Не прошло и получаса как через санитара меня пригласили пройти в комнату, служащую врачу кабинетом и приемной. Севостьянова, что примечательно, не позвали, чином не вышел.
— Валентин Валентинович, разрешите представить вам Семен Семеновича Георгиева, студента-историка, а ныне, по воле Мойр, лекарского ученика.
Я подивился, что меня представили лекарским учеником, но промолчал. Доктору виднее.
— Надворный советник Гловачевский, — едва кивнул военно-медицинский чиновник.
Когда с представлением собеседников было завершено, доктор Бреднев, покинул свой импровизированный кабинет. В эти дни у него было много работы.
— Болгарин? — первым делом спросил Гловачевский.
— Простите? — вопрос застал меня врасплох, я даже растерялся.
— В бытность свою студентом, знавал я одного Георгия Георгиева, болгарина.
— Нет, не болгарин, великоросс, — ответил я, запоздало добавив, — ваше высокоблагородие.
— Впрочем, не важно. Присаживайтесь, разговор предстоит довольно долгий. Антон Герасимович изложил мне ваше дело. И вот что я вам скажу. Олек был, как по мне, так пустой человек, и умер так же дурно, как и жил.
— Простите, Валентин Валентинович. Олек это…?
Прежде чем ответить Их Высокоблагородие с недовольной миной пожевал губами, видно я нарушил какие-то местные правила обращения нижестоящего к вышестоящему. Но ответил и даже разгладил лицо, изобразив нечто, что должно было изображать приветливость.

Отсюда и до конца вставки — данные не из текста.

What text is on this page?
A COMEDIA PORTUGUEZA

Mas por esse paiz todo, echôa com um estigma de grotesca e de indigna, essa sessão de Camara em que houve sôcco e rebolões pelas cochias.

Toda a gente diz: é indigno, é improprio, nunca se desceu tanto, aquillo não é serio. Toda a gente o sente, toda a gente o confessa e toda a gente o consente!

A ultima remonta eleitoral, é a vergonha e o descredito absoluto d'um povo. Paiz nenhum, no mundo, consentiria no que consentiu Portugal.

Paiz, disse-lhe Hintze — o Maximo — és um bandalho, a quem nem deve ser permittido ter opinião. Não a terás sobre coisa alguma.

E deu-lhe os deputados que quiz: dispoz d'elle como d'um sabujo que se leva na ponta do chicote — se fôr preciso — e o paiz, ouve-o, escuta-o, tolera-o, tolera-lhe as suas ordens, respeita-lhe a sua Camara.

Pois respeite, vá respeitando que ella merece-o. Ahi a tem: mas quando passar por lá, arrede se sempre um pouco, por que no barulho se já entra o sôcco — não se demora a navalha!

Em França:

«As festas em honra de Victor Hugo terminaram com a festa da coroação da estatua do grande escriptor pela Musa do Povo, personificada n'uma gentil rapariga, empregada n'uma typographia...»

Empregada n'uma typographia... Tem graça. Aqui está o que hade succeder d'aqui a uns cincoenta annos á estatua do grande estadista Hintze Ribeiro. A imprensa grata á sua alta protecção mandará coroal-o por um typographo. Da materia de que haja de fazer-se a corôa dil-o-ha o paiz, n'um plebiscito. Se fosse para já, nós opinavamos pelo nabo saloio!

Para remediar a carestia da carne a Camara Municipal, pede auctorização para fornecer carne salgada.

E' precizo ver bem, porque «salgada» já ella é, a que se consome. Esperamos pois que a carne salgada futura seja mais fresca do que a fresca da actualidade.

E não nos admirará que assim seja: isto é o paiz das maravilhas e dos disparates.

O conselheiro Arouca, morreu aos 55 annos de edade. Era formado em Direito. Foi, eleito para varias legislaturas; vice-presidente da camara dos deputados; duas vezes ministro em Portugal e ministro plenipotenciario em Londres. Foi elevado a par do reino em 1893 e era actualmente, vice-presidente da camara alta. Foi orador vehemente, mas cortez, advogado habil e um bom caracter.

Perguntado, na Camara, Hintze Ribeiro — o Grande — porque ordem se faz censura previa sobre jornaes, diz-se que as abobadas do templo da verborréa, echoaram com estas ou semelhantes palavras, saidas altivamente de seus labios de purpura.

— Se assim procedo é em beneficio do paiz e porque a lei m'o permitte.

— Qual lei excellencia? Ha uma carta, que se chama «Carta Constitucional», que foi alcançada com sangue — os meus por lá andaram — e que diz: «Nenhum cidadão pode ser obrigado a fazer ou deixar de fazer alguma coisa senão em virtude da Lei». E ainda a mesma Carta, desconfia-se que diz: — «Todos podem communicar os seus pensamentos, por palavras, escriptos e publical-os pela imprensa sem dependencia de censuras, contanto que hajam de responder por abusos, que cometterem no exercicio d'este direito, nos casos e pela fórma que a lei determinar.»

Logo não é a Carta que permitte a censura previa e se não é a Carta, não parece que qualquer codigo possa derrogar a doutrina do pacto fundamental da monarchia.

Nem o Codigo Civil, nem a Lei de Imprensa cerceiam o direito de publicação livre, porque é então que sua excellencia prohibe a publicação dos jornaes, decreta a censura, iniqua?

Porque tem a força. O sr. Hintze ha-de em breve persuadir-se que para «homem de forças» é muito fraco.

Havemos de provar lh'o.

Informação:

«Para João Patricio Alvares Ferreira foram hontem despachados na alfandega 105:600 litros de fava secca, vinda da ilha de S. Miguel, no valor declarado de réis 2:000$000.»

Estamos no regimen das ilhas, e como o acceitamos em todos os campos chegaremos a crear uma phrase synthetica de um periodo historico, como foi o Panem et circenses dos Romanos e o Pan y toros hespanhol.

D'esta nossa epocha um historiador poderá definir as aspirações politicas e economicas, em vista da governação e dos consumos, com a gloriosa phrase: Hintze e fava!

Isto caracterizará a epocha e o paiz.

— Олександер Оченковский, известный также в неких кругах как Сашка Глаз. Дурной человек, грабитель и разбойник, не удивлюсь, если и убийца. Хоть и дворянин, шляхтич. Не знаю, будут ли мстить за Олека бандиты, но его отец, как только узнает об обстоятельствах смерти единственного сына, примчится сюда. Так уж вышло, что старшего Оченковского я хорошо знал. Мы даже приятельствовали. Он осуждал образ жизни непутевого отпрыска, лишил его даже наследства. Но шляхетская честь требует от него вызвать вас на дуэль. И это плохо обернется для вас обоих.
— А если я откажусь от дуэли?
— Тогда он будет вынужден вас просто пристрелить. Тем более, как мне сказал Антон Герасимович, вы не дворянин.
Затем надворный советник емко и четко обрисовал сложившуюся в Иркутске ситуацию и то тяжелое положение в которое в связи с этим я вляпался, не побоюсь этого слова. Хотя Гловачевский обошелся более светскими и обтекаемыми выражениями. А всё потому, что всякая бюрократическая жизнь в Иркутске оказалась парализована. Это при том, что все изображают активную деятельность, суетятся. И дело не в сгоревших полностью присутствиях и архивах. И даже не в том, что значительная часть начальственных должностных лиц съехала из Иркутска по имениям и дачам, да и остальной чиновничий люд более занят своею судьбинушкой, чем исполнением обязанностей.